Anemia is a health condition that affects an estimated two billion people around the globe. Anemia can be mild for some people. For others, especially children, it can have a range of side effects and cause a number of health complications, including developmental issues. It can even increase the risk of developing other health conditions. Timely diagnosis of anemia can be crucial because it allows people to start immediate treatment with iron supplements to help prevent many of these health complications.
Fortunately for many, anemia can easily be diagnosed with a simple blood test. For many others, however, especially those living in poorer areas of the world, access to a blood test many of us may see as routine is not readily available. As a result, many people aren’t able to get the care they need.
A team of researchers at the University College London and the University of Ghana may have come up with a solution: smartphones and a smartphone app, which can be more easily distributed around the world compared to the tools needed for a blood test. It’s also a more affordable option. Researchers describe their efforts to use smartphone technology for anemia diagnosis in a new article published in PLOS One.

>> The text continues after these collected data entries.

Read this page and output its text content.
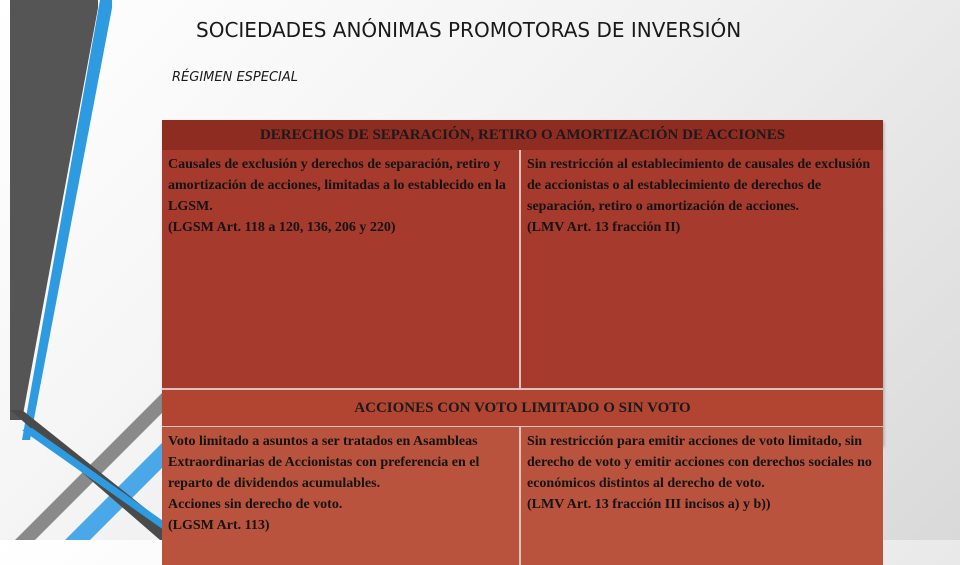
SOCIEDADES ANÓNIMAS PROMOTORAS DE INVERSIÓN
RÉGIMEN ESPECIAL
DERECHOS DE SEPARACIÓN, RETIRO O AMORTIZACIÓN DE ACCIONES

Causales de exclusión y derechos de separación, retiro y amortización de acciones, limitadas a lo establecido en la LGSM.

(LGSM Art. 118 a 120, 136, 206 y 220)

Sin restricción al establecimiento de causales de exclusión de accionistas o al establecimiento de derechos de separación, retiro o amortización de acciones.

(LMV Art. 13 fracción II)

ACCIONES CON VOTO LIMITADO O SIN VOTO

Voto limitado a asuntos a ser tratados en Asambleas Extraordinarias de Accionistas con preferencia en el reparto de dividendos acumulables.

Acciones sin derecho de voto.

(LGSM Art. 113)

Sin restricción para emitir acciones de voto limitado, sin derecho de voto y emitir acciones con derechos sociales no económicos distintos al derecho de voto.

(LMV Art. 13 fracción III incisos a) y b))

The team developed a unique approach to collecting and analyzing images taken of certain parts of the skin, including the eyes and the lips. Then, using artificial intelligence, researchers developed an app that can analyze these images by looking at the color of the skin tissue. That’s because hemoglobin absorbs light, changing pigmentation in certain areas of the body. Because anemia affects hemoglobin levels, detecting abnormalities in skin pigmentation through pictures could help detect anemia without the need for a blood test. This approach, colorimetry, is a standard, well-known method of analysis. Colorimetry operates on the idea that certain compounds and pigments absorb certain wavelengths of light, allowing researchers to detect changes beneath the skin by looking at how light does or doesn’t pass through hemoglobin.
Initial testing suggests the smartphone app recognized cases of severe anemia and was even able to detect some more mild cases. Further research and testing is needed before the device can be used effectively in the field.